How to use the command pdftotext (with examples)
The command pdftotext
is a tool that allows users to convert PDF files to plain text format. It is a command-line tool and provides various options for customization such as preserving the layout and extracting specific pages from a PDF.
Use case 1: Convert filename.pdf
to plain text and print it to stdout
Code:
pdftotext filename.pdf -
Motivation: This use case is useful when you want to view the contents of a PDF file directly in the command-line interface or redirect it to another command for further processing.
Explanation:
pdftotext
: The command-name to invoke the tool.filename.pdf
: The input PDF file to be converted.-
: The hyphen sign indicates the output will be printed to stdout (the command-line interface).
Example output:
This is an example text extracted from the PDF file.
Use case 2: Convert filename.pdf
to plain text and save it as filename.txt
Code:
pdftotext filename.pdf
Motivation: This use case is useful when you want to convert the contents of a PDF file to plain text and save it as a separate file.
Explanation:
pdftotext
: The command-name to invoke the tool.filename.pdf
: The input PDF file to be converted.
Example output:
This use case will create a new file named filename.txt
containing the plain text extracted from the PDF.
Use case 3: Convert filename.pdf
to plain text and preserve the layout
Code:
pdftotext -layout filename.pdf
Motivation: This use case is useful when you want to convert a PDF file while maintaining its original layout, including tables, columns, and other structural elements.
Explanation:
pdftotext
: The command-name to invoke the tool.-layout
: An option flag that tells the command to preserve the layout of the PDF during conversion.filename.pdf
: The input PDF file to be converted.
Example output: The converted plain text will retain the original layout from the PDF, ensuring the structure and visual elements are maintained.
Use case 4: Convert input.pdf
to plain text and save it as output.txt
Code:
pdftotext input.pdf output.txt
Motivation: This use case is useful when you want to convert a specific PDF file to plain text format and save it with a custom output file name.
Explanation:
pdftotext
: The command-name to invoke the tool.input.pdf
: The input PDF file to be converted.output.txt
: The desired name of the output plain text file.
Example output:
The converted plain text will be saved as output.txt
, containing the extracted text from the PDF file.

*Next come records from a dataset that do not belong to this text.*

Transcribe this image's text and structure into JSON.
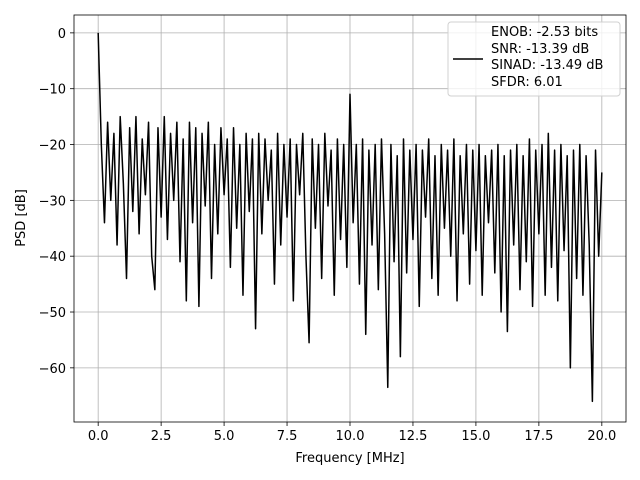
{
  "chart_data": {
    "type": "line",
    "xlabel": "Frequency [MHz]",
    "ylabel": "PSD [dB]",
    "xlim": [
      -0.96,
      20.96
    ],
    "ylim": [
      -69.7,
      3.2
    ],
    "xticks": [
      {
        "value": 0,
        "label": "0.0"
      },
      {
        "value": 2.5,
        "label": "2.5"
      },
      {
        "value": 5,
        "label": "5.0"
      },
      {
        "value": 7.5,
        "label": "7.5"
      },
      {
        "value": 10,
        "label": "10.0"
      },
      {
        "value": 12.5,
        "label": "12.5"
      },
      {
        "value": 15,
        "label": "15.0"
      },
      {
        "value": 17.5,
        "label": "17.5"
      },
      {
        "value": 20,
        "label": "20.0"
      }
    ],
    "yticks": [
      0,
      {
        "value": -10,
        "label": "−10"
      },
      {
        "value": -20,
        "label": "−20"
      },
      {
        "value": -30,
        "label": "−30"
      },
      {
        "value": -40,
        "label": "−40"
      },
      {
        "value": -50,
        "label": "−50"
      },
      {
        "value": -60,
        "label": "−60"
      }
    ],
    "grid": true,
    "legend": "upper right",
    "x": [
      0,
      0.125,
      0.25,
      0.375,
      0.5,
      0.625,
      0.75,
      0.875,
      1,
      1.125,
      1.25,
      1.375,
      1.5,
      1.625,
      1.75,
      1.875,
      2,
      2.125,
      2.25,
      2.375,
      2.5,
      2.625,
      2.75,
      2.875,
      3,
      3.125,
      3.25,
      3.375,
      3.5,
      3.625,
      3.75,
      3.875,
      4,
      4.125,
      4.25,
      4.375,
      4.5,
      4.625,
      4.75,
      4.875,
      5,
      5.125,
      5.25,
      5.375,
      5.5,
      5.625,
      5.75,
      5.875,
      6,
      6.125,
      6.25,
      6.375,
      6.5,
      6.625,
      6.75,
      6.875,
      7,
      7.125,
      7.25,
      7.375,
      7.5,
      7.625,
      7.75,
      7.875,
      8,
      8.125,
      8.25,
      8.375,
      8.5,
      8.625,
      8.75,
      8.875,
      9,
      9.125,
      9.25,
      9.375,
      9.5,
      9.625,
      9.75,
      9.875,
      10,
      10.125,
      10.25,
      10.375,
      10.5,
      10.625,
      10.75,
      10.875,
      11,
      11.125,
      11.25,
      11.375,
      11.5,
      11.625,
      11.75,
      11.875,
      12,
      12.125,
      12.25,
      12.375,
      12.5,
      12.625,
      12.75,
      12.875,
      13,
      13.125,
      13.25,
      13.375,
      13.5,
      13.625,
      13.75,
      13.875,
      14,
      14.125,
      14.25,
      14.375,
      14.5,
      14.625,
      14.75,
      14.875,
      15,
      15.125,
      15.25,
      15.375,
      15.5,
      15.625,
      15.75,
      15.875,
      16,
      16.125,
      16.25,
      16.375,
      16.5,
      16.625,
      16.75,
      16.875,
      17,
      17.125,
      17.25,
      17.375,
      17.5,
      17.625,
      17.75,
      17.875,
      18,
      18.125,
      18.25,
      18.375,
      18.5,
      18.625,
      18.75,
      18.875,
      19,
      19.125,
      19.25,
      19.375,
      19.5,
      19.625,
      19.75,
      19.875,
      20
    ],
    "series": [
      {
        "name": "ENOB: -2.53 bits\nSNR: -13.39 dB\nSINAD: -13.49 dB\nSFDR: 6.01",
        "color": "#000000",
        "values": [
          0,
          -20,
          -34,
          -16,
          -30,
          -18,
          -38,
          -15,
          -27,
          -44,
          -17,
          -32,
          -15,
          -36,
          -19,
          -29,
          -16,
          -40,
          -46,
          -17,
          -33,
          -15,
          -37,
          -18,
          -30,
          -16,
          -41,
          -19,
          -48,
          -16,
          -34,
          -17,
          -49,
          -18,
          -31,
          -16,
          -44,
          -20,
          -36,
          -17,
          -29,
          -19,
          -42,
          -17,
          -35,
          -20,
          -47,
          -18,
          -32,
          -19,
          -53,
          -18,
          -36,
          -19,
          -30,
          -21,
          -45,
          -18,
          -38,
          -20,
          -33,
          -19,
          -48,
          -20,
          -29,
          -18,
          -40,
          -55.5,
          -19,
          -35,
          -20,
          -44,
          -18,
          -31,
          -21,
          -47,
          -19,
          -37,
          -20,
          -42,
          -11,
          -34,
          -20,
          -45,
          -19,
          -54,
          -21,
          -38,
          -20,
          -46,
          -19,
          -36,
          -63.5,
          -20,
          -41,
          -22,
          -58,
          -19,
          -43,
          -21,
          -37,
          -20,
          -49,
          -21,
          -33,
          -19,
          -44,
          -22,
          -47,
          -20,
          -35,
          -21,
          -40,
          -19,
          -48,
          -22,
          -36,
          -20,
          -45,
          -21,
          -39,
          -20,
          -47,
          -22,
          -34,
          -21,
          -43,
          -20,
          -50,
          -22,
          -53.5,
          -21,
          -38,
          -20,
          -46,
          -22,
          -41,
          -19,
          -49,
          -21,
          -36,
          -20,
          -47,
          -18,
          -42,
          -21,
          -48,
          -20,
          -39,
          -22,
          -60,
          -21,
          -44,
          -20,
          -47,
          -22,
          -38,
          -66,
          -21,
          -40,
          -25
        ]
      }
    ]
  }
}
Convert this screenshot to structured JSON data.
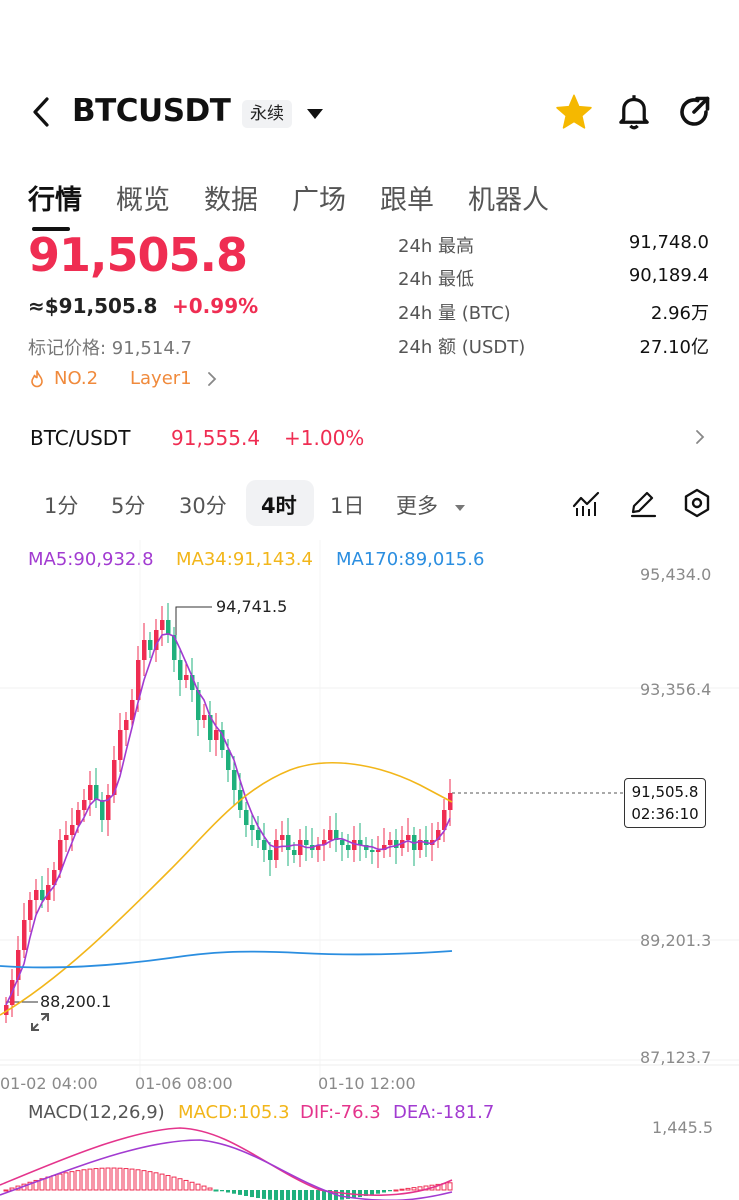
{
  "header": {
    "symbol": "BTCUSDT",
    "contract_badge": "永续",
    "icons": [
      "back-icon",
      "dropdown-caret-icon",
      "star-icon",
      "bell-icon",
      "share-icon"
    ],
    "star_color": "#f5b800"
  },
  "tabs": [
    {
      "label": "行情",
      "active": true
    },
    {
      "label": "概览"
    },
    {
      "label": "数据"
    },
    {
      "label": "广场"
    },
    {
      "label": "跟单"
    },
    {
      "label": "机器人"
    }
  ],
  "price": {
    "last": "91,505.8",
    "usd_approx": "≈$91,505.8",
    "change_pct": "+0.99%",
    "mark_label": "标记价格: 91,514.7",
    "rank_tag": "NO.2",
    "category_tag": "Layer1"
  },
  "stats": [
    {
      "label": "24h  最高",
      "value": "91,748.0"
    },
    {
      "label": "24h  最低",
      "value": "90,189.4"
    },
    {
      "label": "24h  量 (BTC)",
      "value": "2.96万"
    },
    {
      "label": "24h  额 (USDT)",
      "value": "27.10亿"
    }
  ],
  "spot": {
    "pair": "BTC/USDT",
    "price": "91,555.4",
    "change": "+1.00%"
  },
  "intervals": [
    {
      "label": "1分"
    },
    {
      "label": "5分"
    },
    {
      "label": "30分"
    },
    {
      "label": "4时",
      "active": true
    },
    {
      "label": "1日"
    },
    {
      "label": "更多"
    }
  ],
  "chart": {
    "ma5": "MA5:90,932.8",
    "ma34": "MA34:91,143.4",
    "ma170": "MA170:89,015.6",
    "y_ticks": [
      "95,434.0",
      "93,356.4",
      "89,201.3",
      "87,123.7"
    ],
    "x_ticks": [
      "01-02 04:00",
      "01-06 08:00",
      "01-10 12:00"
    ],
    "high_label": "94,741.5",
    "low_label": "88,200.1",
    "last_price": "91,505.8",
    "countdown": "02:36:10",
    "macd_title": "MACD(12,26,9)",
    "macd_val": "MACD:105.3",
    "dif": "DIF:-76.3",
    "dea": "DEA:-181.7",
    "macd_tick": "1,445.5",
    "up_color": "#ef2d52",
    "down_color": "#1fb07c",
    "ma5_color": "#a23bd1",
    "ma34_color": "#f2b61a",
    "ma170_color": "#2b8ee0"
  }
}
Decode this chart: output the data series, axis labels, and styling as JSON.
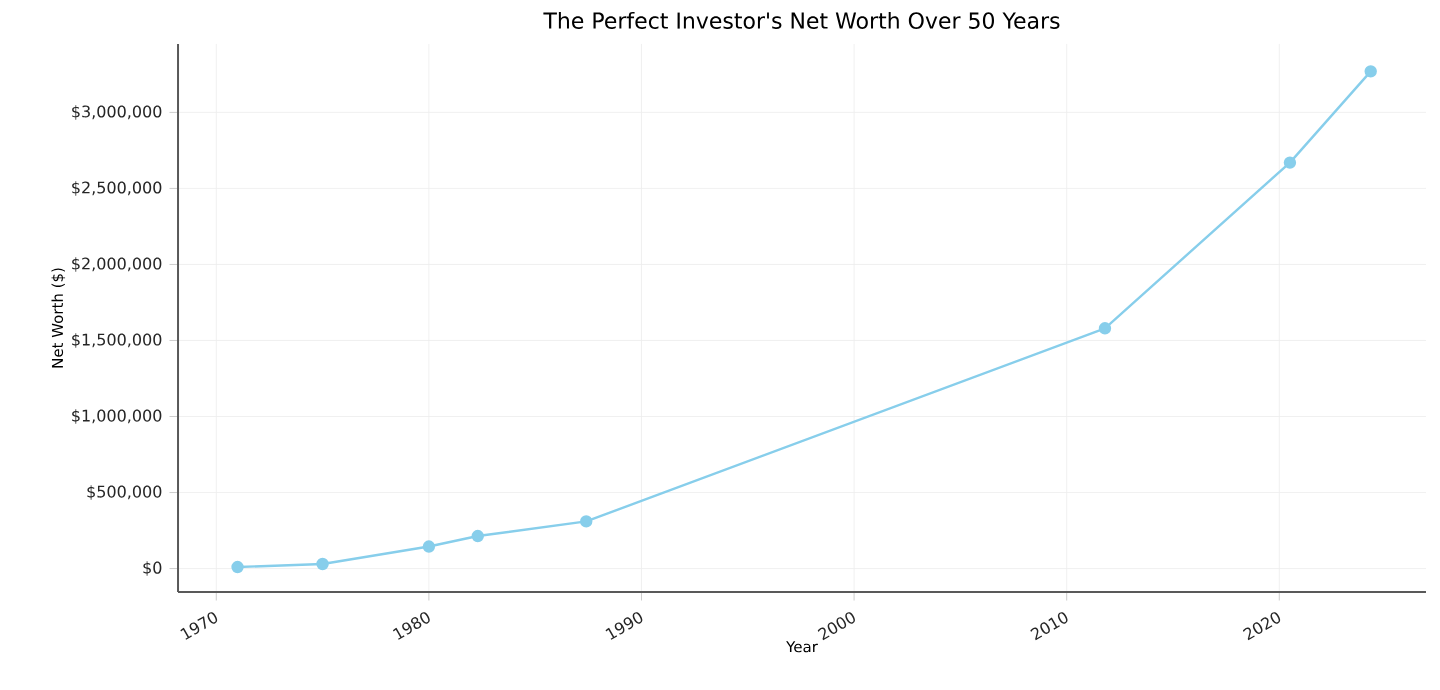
{
  "chart_data": {
    "type": "line",
    "title": "The Perfect Investor's Net Worth Over 50 Years",
    "xlabel": "Year",
    "ylabel": "Net Worth ($)",
    "x": [
      1971,
      1975,
      1980,
      1982.3,
      1987.4,
      2011.8,
      2020.5,
      2024.3
    ],
    "series": [
      {
        "color": "#87ceeb",
        "values": [
          10000,
          30000,
          145000,
          214000,
          310000,
          1580000,
          2670000,
          3270000
        ]
      }
    ],
    "xlim": [
      1968.2,
      2026.9
    ],
    "ylim": [
      -154000,
      3450000
    ],
    "xticks": [
      1970,
      1980,
      1990,
      2000,
      2010,
      2020
    ],
    "yticks": [
      {
        "value": 0,
        "label": "$0"
      },
      {
        "value": 500000,
        "label": "$500,000"
      },
      {
        "value": 1000000,
        "label": "$1,000,000"
      },
      {
        "value": 1500000,
        "label": "$1,500,000"
      },
      {
        "value": 2000000,
        "label": "$2,000,000"
      },
      {
        "value": 2500000,
        "label": "$2,500,000"
      },
      {
        "value": 3000000,
        "label": "$3,000,000"
      }
    ],
    "grid": true,
    "marker": "circle",
    "line_style": "solid"
  }
}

Use case 5: Convert pages 2, 3 and 4 of input.pdf
to plain text and save them as output.txt
Code:
pdftotext -f 2 -l 4 input.pdf output.txt
Motivation: This use case is useful when you want to extract specific pages from a PDF and convert them to plain text format.
Explanation:
pdftotext
: The command-name to invoke the tool.-f 2
: An option flag specifying the starting page number to be converted (in this case, page 2).-l 4
: An option flag specifying the ending page number to be converted (in this case, page 4).input.pdf
: The input PDF file to be converted.output.txt
: The desired name of the output plain text file.
Example output:
The converted plain text will include the content of pages 2, 3, and 4 from the PDF file, saved as output.txt
.
Conclusion:
The pdftotext
command provides a convenient way to convert PDF files to plain text format with various customization options. Whether you need to view the contents of a PDF, extract specific pages, or preserve the original layout, this command offers flexibility for different use cases.